For an account of the second ‘rescue’ we refer to an edition of
The Orkney Herald newspaper, dated May 25th 1880.
SINGULAR LOSS AND RECOVERY OF £83. – On Wednesday last, when the steamer Lizzie Burroughs was leaving the moorings at Sourin, Rousay, Capt. Reid had occasion to lean over the bulwarks, when an envelope containing £83 and some silver coin dropped out of his pocket into the sea. It is customary for the captain of this and other packets to convey large sums of money to town. In the present case the money had been handed to Capt. Reid by Mr. Thomas B. Reid, Clerk to the Rousay School Board, for the purpose of being lodged in one of the banks in town. On falling into the water the envelope floated for a few moments, but sank just as a boat approached. Capt. Reid sent the steamer to town in charge of the mate, and proceeded himself to the Clerk of the School Board, and informed him of the loss, when it was decided to proceed to Kirkwall by a boat and endeavour to secure the services of a diver. Mr Calder, one of the divers who has been engaged at the pier, at once proceeded to Rousay, and descended at the place where the money was lost, the depth of water being about four fathoms. He had only been down a minute or two when he discovered the envelope lying on the bottom. Short as the time was that the money had been in the water, a large shell-fish known as a “buckie” had taken up its abode on the top of the envelope, thus effectually anchoring it to the spot. It is fortunate that there is not any strength of tide at this place. Had the loss occurred where the current is swift the cash would probably never have been seen again.
Although steam to the North Isles of Orkney started in 1865 with George Robertson’s Orcadia, certain islands were missed off its roster. Rousay, Egilsay and Wyre are islands situated of Orkney mainland’s North West coast. To remedy the situation Colonel Burroughs formed the Rousay, Evie and Rendall Steam Navigation Company in 1879, 14 years after the Orcadia started. Purpose built for the new company was the Lizzie Burroughs, a wooden steamer built in Leith. She was 61ft long by 15.4’ in the beam.

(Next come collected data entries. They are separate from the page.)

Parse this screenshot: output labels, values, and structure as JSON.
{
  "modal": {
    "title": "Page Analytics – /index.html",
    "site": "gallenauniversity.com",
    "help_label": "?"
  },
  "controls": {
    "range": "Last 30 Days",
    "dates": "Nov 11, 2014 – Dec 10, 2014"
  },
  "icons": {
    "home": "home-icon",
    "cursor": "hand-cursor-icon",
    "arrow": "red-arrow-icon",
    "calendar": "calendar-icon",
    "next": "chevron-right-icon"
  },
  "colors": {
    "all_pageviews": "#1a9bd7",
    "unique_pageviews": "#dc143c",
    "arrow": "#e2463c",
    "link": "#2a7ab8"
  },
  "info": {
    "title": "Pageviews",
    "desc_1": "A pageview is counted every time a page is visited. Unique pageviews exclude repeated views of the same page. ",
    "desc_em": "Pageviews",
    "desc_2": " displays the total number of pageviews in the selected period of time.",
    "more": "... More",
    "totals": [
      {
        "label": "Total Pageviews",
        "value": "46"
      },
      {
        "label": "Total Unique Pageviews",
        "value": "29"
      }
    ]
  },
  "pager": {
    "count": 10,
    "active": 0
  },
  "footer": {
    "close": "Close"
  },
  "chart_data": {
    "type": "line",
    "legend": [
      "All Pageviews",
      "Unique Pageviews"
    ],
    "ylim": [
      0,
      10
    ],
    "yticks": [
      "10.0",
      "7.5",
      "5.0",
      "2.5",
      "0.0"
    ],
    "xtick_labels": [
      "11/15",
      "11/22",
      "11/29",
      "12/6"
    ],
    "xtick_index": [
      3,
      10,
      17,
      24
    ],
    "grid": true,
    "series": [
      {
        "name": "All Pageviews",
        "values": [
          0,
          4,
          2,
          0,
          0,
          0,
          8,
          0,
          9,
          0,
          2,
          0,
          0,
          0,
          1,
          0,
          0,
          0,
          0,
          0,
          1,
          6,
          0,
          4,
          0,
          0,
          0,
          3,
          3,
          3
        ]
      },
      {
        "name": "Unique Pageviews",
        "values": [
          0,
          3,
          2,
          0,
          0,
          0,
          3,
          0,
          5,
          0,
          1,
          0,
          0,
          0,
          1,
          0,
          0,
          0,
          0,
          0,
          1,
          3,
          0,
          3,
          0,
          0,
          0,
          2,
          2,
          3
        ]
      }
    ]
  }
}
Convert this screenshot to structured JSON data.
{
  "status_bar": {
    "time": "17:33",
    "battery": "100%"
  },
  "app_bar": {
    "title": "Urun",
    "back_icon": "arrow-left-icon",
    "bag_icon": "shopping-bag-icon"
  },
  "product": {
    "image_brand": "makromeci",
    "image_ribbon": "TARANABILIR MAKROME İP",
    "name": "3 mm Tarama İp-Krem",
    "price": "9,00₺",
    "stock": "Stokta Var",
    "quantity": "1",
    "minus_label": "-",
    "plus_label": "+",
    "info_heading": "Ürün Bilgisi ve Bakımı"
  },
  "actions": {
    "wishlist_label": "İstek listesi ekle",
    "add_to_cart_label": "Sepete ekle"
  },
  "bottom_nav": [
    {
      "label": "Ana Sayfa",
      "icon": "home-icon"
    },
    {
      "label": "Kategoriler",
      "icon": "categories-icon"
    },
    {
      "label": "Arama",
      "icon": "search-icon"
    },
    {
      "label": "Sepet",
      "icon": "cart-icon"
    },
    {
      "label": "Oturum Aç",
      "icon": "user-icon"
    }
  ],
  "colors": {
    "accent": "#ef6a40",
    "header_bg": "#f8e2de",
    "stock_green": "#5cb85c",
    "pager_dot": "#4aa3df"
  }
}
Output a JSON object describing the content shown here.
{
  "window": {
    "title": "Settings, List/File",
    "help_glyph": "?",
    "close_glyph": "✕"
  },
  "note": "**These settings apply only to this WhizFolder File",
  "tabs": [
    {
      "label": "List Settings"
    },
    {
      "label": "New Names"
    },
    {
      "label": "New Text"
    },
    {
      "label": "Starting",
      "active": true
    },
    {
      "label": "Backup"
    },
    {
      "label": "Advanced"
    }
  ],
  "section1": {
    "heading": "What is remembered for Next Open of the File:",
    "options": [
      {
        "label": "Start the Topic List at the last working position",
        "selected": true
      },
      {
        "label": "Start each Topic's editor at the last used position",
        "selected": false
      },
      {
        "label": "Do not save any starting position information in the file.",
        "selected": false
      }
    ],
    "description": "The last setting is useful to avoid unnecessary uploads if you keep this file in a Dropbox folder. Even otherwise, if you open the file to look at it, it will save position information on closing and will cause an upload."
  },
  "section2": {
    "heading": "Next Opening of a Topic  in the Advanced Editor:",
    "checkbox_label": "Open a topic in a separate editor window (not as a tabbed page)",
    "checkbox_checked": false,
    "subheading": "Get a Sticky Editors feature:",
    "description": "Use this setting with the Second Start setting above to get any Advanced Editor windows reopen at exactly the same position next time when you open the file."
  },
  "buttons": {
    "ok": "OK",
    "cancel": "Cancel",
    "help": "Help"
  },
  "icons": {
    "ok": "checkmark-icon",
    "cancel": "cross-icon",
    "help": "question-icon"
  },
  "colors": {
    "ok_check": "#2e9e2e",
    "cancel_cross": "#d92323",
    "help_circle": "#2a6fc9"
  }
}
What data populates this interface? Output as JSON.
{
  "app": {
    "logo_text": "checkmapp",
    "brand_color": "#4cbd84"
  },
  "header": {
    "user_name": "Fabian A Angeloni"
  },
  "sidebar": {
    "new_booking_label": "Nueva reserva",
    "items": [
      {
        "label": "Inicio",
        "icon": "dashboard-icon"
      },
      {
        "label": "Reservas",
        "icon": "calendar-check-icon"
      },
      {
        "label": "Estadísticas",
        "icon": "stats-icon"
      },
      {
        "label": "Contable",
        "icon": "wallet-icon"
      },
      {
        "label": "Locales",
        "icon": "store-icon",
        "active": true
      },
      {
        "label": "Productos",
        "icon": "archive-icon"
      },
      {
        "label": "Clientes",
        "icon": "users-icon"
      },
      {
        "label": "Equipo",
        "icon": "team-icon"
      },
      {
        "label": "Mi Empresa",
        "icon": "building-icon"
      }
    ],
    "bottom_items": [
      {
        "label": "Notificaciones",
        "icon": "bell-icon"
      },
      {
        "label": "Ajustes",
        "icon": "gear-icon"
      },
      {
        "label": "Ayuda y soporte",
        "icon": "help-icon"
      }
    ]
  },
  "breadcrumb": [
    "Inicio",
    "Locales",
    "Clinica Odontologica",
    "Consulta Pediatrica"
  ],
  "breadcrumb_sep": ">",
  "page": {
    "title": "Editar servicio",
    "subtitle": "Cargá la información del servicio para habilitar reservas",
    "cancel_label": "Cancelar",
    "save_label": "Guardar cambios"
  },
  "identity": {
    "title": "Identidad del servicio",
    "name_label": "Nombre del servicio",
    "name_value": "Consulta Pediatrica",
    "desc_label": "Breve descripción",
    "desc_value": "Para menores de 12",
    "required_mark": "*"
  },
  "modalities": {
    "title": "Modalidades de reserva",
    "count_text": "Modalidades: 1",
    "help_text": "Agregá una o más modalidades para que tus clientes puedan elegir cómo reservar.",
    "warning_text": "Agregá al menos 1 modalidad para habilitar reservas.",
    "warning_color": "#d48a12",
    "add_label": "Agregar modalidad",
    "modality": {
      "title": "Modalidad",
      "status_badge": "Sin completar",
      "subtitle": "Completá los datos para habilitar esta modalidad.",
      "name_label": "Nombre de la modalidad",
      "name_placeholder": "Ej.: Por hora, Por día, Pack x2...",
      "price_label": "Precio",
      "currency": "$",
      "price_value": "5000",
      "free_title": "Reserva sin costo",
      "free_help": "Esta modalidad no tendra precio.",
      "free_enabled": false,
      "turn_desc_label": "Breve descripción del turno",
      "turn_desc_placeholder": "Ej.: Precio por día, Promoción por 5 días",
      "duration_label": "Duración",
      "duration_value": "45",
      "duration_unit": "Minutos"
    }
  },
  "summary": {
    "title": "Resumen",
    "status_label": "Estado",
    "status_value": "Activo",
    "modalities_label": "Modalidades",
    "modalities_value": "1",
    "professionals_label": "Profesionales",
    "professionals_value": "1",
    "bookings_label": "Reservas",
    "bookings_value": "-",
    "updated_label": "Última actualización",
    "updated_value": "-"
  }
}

She weighed 31 tons and her engines powered her at 15HP. She served the same route for thirteen years.
The route in 1882 was as follows:
Monday: Sourin (Rousay) – Egilsay – Trumland (Rousay) – Veira (Wyre) – Hullion
(Rousay) – Evie (Mainland Orkney) – Tingwall (Mainland Orkney) – Gairsay
– Rendall Point (Mainland Orkney) – Kirkwall.
Tuesday: Monday in Reverse.
Wednesday: Trumland – Hullion – Aikerness (Mainland Orkney) – Tingwall
– Gairsay – Kirkwall – then return in reverse order.
Thursday: Trumland – Egilsay – Veira – Kirkwall – then return in reverse order.
Saturday: Trumland – Hullion – Aikerness (Mainland Orkney) – Tingwall
– Rendall Point – Kirkwall – then return in reverse order.
There was a distinct lack of piers on this route and many of the Lizzie Burroughs calls were made by waiting offshore whilst small rowing boats or sailing boats came out to meet the little steamer. The ship spent six weeks out of service in 1883 for repairs, then shortly after resuming service was washed onto shore from her overnight anchorage in a heavy storm. She remained on Egilsay for a couple of weeks before being towed to, and beached at Trumland pier on Rousay. Money was raised and the Lizzie Burroughs was moved to Stanger’s yard at Stromness for repairs. After four months out of service she re-commenced trading. Her new timetable had been altered so there were only three return sailings to Kirkwall each week. She continued in this way until 1890 when she went to Aberdeen for a thorough overhaul. In 1892 the Rousay, Evie and Rendall Steam Packet Company Ltd was dissolved and the Lizzie Burroughs was transferred to William Cooper of Kirkwall and renamed Aberdeen.